The figure above indicates the forecasted high in orange (with error bar denoting the range of ensemble forecast members), average high for this time of year in orange (dashed line), forecasted low in blue (with error bar), average low this time of year in blue (dashed line), and forecasted wind speed in purple. Note that the wind speed forecast is sustained wind (not gusts), and it is based on only one model (not an ensemble).
An interesting weather situation is setting up this week, which could potentially lead to flash flooding in portions of northern Arizona. Last week, Hurricane Earl hit Belize and Guatemala and weakened as it moved westward across southern Mexico. This week, Tropical Storm Javier has formed along Mexico’s west coast, developing from the remnants of Earl. Javier is now moving up the Baja of California and dissipating. Along the east side of Javier, a surge of moist and unstable air is forecast to flow up into Arizona. Beginning Tuesday afternoon, dew point temperatures will rise dramatically (into the 60s Fahrenheit). The low-level winds across the mountains of Northern Arizona will be from the south or southwest at speeds between 10 and 20 mph, which could help produce lifting to trigger thunderstorms.

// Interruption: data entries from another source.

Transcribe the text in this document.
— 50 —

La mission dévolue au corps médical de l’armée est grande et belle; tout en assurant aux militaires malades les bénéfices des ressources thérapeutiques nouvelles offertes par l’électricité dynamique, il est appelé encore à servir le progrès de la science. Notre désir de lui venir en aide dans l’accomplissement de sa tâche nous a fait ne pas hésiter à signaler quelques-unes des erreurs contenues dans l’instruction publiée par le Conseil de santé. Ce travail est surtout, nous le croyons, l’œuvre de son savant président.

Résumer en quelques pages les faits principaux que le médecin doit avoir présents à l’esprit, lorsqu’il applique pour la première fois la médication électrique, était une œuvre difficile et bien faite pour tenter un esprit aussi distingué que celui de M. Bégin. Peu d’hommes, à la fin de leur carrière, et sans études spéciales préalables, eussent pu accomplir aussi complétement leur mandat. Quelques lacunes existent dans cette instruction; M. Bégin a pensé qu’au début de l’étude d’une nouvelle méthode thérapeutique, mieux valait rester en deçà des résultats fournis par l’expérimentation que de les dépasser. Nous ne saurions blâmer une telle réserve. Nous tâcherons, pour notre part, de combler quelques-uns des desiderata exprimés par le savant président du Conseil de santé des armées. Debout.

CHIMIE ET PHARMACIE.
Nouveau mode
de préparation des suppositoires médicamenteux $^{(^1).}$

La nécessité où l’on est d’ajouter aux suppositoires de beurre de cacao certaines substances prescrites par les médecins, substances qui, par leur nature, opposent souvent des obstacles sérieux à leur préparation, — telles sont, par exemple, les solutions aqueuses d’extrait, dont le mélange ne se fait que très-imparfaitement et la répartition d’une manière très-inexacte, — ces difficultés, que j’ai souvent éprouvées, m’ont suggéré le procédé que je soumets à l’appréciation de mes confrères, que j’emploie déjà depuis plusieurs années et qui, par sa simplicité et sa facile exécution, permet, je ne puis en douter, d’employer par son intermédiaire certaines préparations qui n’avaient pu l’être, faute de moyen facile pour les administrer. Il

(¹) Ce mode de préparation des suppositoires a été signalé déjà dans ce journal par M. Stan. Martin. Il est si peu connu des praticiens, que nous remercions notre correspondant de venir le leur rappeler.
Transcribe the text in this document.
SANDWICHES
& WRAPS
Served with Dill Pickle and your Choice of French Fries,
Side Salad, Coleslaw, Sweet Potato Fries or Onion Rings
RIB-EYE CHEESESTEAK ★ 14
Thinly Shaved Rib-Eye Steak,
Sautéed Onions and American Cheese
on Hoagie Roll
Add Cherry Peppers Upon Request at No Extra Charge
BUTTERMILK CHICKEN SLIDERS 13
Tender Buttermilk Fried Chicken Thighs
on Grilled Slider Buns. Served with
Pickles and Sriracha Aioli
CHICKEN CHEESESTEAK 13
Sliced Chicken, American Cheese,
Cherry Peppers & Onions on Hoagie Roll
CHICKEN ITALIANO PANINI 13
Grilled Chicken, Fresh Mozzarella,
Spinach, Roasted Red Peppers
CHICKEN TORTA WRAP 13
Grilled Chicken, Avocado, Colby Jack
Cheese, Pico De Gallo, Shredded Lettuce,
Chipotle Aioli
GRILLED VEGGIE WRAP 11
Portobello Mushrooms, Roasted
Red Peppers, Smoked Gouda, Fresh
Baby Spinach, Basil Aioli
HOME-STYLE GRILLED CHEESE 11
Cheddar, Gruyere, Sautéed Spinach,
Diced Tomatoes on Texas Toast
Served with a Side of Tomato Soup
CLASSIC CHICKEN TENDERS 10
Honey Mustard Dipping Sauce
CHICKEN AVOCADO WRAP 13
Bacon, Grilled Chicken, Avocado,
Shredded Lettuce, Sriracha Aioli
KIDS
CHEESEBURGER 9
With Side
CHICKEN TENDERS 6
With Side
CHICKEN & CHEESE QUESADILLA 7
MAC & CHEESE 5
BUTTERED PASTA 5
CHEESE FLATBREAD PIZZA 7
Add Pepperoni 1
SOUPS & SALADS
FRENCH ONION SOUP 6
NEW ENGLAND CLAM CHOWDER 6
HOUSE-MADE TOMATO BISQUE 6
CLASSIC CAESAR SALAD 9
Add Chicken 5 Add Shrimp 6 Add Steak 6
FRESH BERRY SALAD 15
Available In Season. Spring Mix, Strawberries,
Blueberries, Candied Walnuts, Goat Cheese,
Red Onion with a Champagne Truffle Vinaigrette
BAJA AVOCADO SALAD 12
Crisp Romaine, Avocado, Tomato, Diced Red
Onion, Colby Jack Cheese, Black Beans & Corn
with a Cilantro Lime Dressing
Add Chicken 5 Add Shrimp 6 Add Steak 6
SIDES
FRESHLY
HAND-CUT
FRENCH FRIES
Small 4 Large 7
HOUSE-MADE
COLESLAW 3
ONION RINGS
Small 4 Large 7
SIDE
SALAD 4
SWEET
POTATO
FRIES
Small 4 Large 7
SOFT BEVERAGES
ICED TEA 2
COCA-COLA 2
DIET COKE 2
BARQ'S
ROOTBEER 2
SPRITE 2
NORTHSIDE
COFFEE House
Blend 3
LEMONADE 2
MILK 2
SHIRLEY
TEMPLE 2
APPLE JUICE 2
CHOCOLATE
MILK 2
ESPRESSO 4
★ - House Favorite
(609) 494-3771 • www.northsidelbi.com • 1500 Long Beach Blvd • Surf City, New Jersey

Meanwhile, an upper-air trough will approach from the west and direct a southwesterly upper-level subtropical jet stream in the upper atmosphere over Arizona. The trough will also provide lifting in the upper atmosphere, cooler air aloft, and shearing. The result will be widespread showers and thunderstorms developing Tuesday afternoon - Thursday, which storms will tend to move toward the northeast at speeds of 20-30 mph. The greatest potential impact of this event could be flash flooding, where multiple thunderstorms develop in succession and move across the same areas. This phenomenon is what is termed “echo training” and is often the result of flash flooding, especially in mountainous areas. It will be interesting to see how this pattern develops.
Friday – Sunday, expect thunderstorm probabilities to diminish once again after the passage of the upper trough from the west, bringing drier air back across the state.